It won the 1942 Caldecott Medal for McCloskey’s illustrations, executed in charcoal then lithographed on zinc plates. The book’s reputation led to the construction of a statue by Nancy Schön in the Public Garden of the mom duck and her eight ducklings, which is a well-liked destination for children and adults alike. In 1991, Barbara Bush gave a replica of this sculpture to Raisa Gorbacheva as a part of the START Treaty, and the work is displayed in Moscow’s Novodevichy Park. Perhaps those who dismiss critics of the Internet as Luddites or nostalgists will be proved appropriate, and from our hyperactive, knowledge-stoked minds will spring a golden age of mental discovery and universal wisdom. Then once more, the Net isn’t the alphabet, and though it may exchange the printing press, it produces one thing altogether different. The type of deep studying that a sequence of printed pages promotes is effective not only for the data we acquire from the creator’s phrases however for the mental vibrations these words set off inside our personal minds. In the quiet spaces opened up by the sustained, undistracted studying of a guide, or by another act of contemplation, for that matter, we make our own associations, draw our personal inferences and analogies, foster our personal ideas.

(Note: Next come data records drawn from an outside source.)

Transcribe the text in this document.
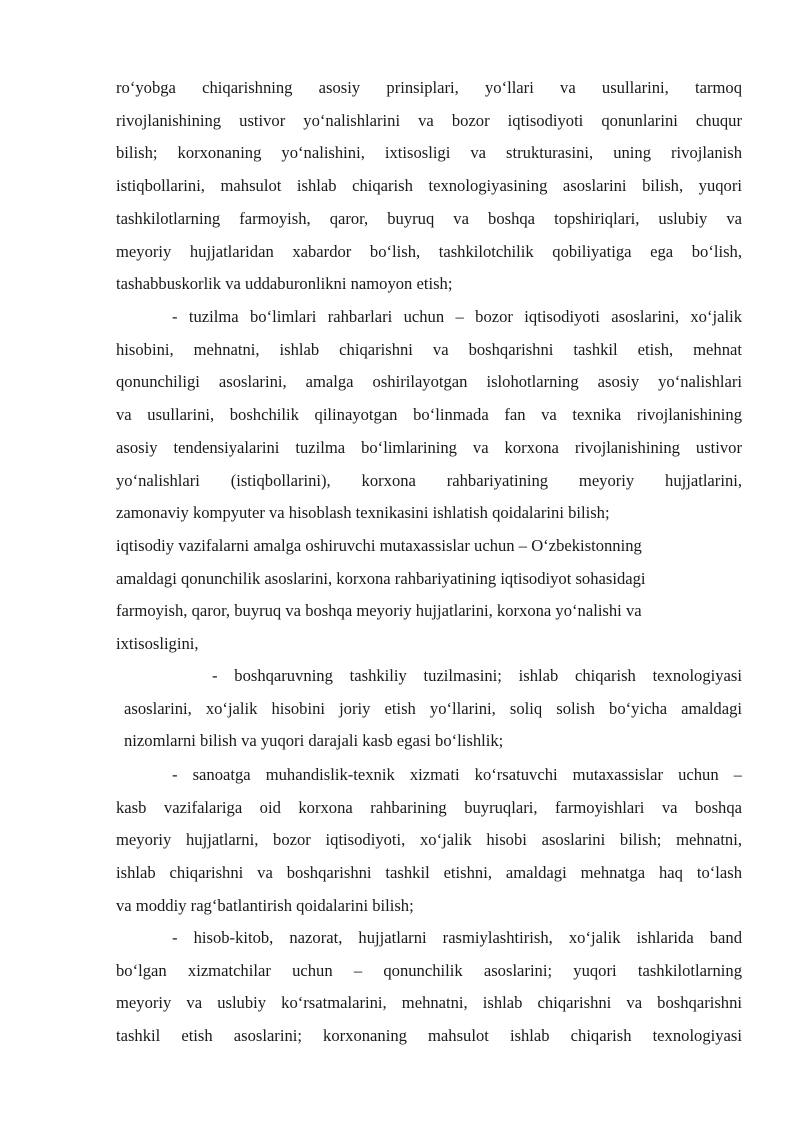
ro‘yobga chiqarishning asosiy prinsiplari, yo‘llari va usullarini, tarmoq
rivojlanishining ustivor yo‘nalishlarini va bozor iqtisodiyoti qonunlarini chuqur
bilish; korxonaning yo‘nalishini, ixtisosligi va strukturasini, uning rivojlanish
istiqbollarini, mahsulot ishlab chiqarish texnologiyasining asoslarini bilish, yuqori
tashkilotlarning farmoyish, qaror, buyruq va boshqa topshiriqlari, uslubiy va
meyoriy hujjatlaridan xabardor bo‘lish, tashkilotchilik qobiliyatiga ega bo‘lish,
tashabbuskorlik va uddaburonlikni namoyon etish;
- tuzilma bo‘limlari rahbarlari uchun – bozor iqtisodiyoti asoslarini, xo‘jalik
hisobini, mehnatni, ishlab chiqarishni va boshqarishni tashkil etish, mehnat
qonunchiligi asoslarini, amalga oshirilayotgan islohotlarning asosiy yo‘nalishlari
va usullarini, boshchilik qilinayotgan bo‘linmada fan va texnika rivojlanishining
asosiy tendensiyalarini tuzilma bo‘limlarining va korxona rivojlanishining ustivor
yo‘nalishlari (istiqbollarini), korxona rahbariyatining meyoriy hujjatlarini,
zamonaviy kompyuter va hisoblash texnikasini ishlatish qoidalarini bilish;
iqtisodiy vazifalarni amalga oshiruvchi mutaxassislar uchun – O‘zbekistonning
amaldagi qonunchilik asoslarini, korxona rahbariyatining iqtisodiyot sohasidagi
farmoyish, qaror, buyruq va boshqa meyoriy hujjatlarini, korxona yo‘nalishi va
ixtisosligini,
- boshqaruvning tashkiliy tuzilmasini; ishlab chiqarish texnologiyasi
asoslarini, xo‘jalik hisobini joriy etish yo‘llarini, soliq solish bo‘yicha amaldagi
nizomlarni bilish va yuqori darajali kasb egasi bo‘lishlik;
- sanoatga muhandislik-texnik xizmati ko‘rsatuvchi mutaxassislar uchun –
kasb vazifalariga oid korxona rahbarining buyruqlari, farmoyishlari va boshqa
meyoriy hujjatlarni, bozor iqtisodiyoti, xo‘jalik hisobi asoslarini bilish; mehnatni,
ishlab chiqarishni va boshqarishni tashkil etishni, amaldagi mehnatga haq to‘lash
va moddiy rag‘batlantirish qoidalarini bilish;
- hisob-kitob, nazorat, hujjatlarni rasmiylashtirish, xo‘jalik ishlarida band
bo‘lgan xizmatchilar uchun – qonunchilik asoslarini; yuqori tashkilotlarning
meyoriy va uslubiy ko‘rsatmalarini, mehnatni, ishlab chiqarishni va boshqarishni
tashkil etish asoslarini; korxonaning mahsulot ishlab chiqarish texnologiyasi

Mr. and Mrs. Mallard agree to meet at the Public Garden in a single week. In the meantime, Mrs. Mallard teaches the eight ducklings all they should know about being ducks, such as swimming, diving, marching alongside, and to avoid dangers such as bicycles and other wheeled objects. First published in 1941 by the Viking Press, the book tells the story of a pair of mallards who raise their brood of ducklings on an island within the lagoon within the Boston Public Garden.
His imaginative and prescient was failing, and preserving his eyes centered on a web page had become exhausting and painful, typically bringing on crushing complications. He had been compelled to curtail his writing, and he feared that he would soon have to provide it up. Once he had mastered touch-typing, he was in a position to write along with his eyes closed, utilizing only the information of his fingers. Reading, explains Wolf, just isn’t an instinctive ability for human beings. We have to teach our minds how to translate the symbolic characters we see into the language we understand.
Deep reading, as Maryanne Wolf argues, is indistinguishable from deep pondering. The idea that our minds should operate as excessive-speed knowledge-processing machines isn’t solely constructed into the workings of the Internet, it is the community’s reigning business mannequin as well. The quicker we surf across the Web—the extra links we click and pages we view—the more alternatives Google and other firms acquire to gather information about us and to feed us commercials. Most of the proprietors of the commercial Internet have a monetary stake in collecting the crumbs of knowledge we leave behind as we flit from hyperlink to link—the more crumbs, the higher. The last item these firms want is to encourage leisurely studying or sluggish, concentrated thought. Google’s headquarters, in Mountain View, California—the Googleplex—is the Internet’s high church, and the religion practiced inside its walls is Taylorism.
My thoughts would get caught up within the narrative or the turns of the argument, and I’d spend hours strolling through lengthy stretches of prose. Now my focus usually starts to drift after two or three pages. I get fidgety, lose the thread, start in search of one thing else to do. I feel as if I’m always dragging my wayward brain again to the textual content.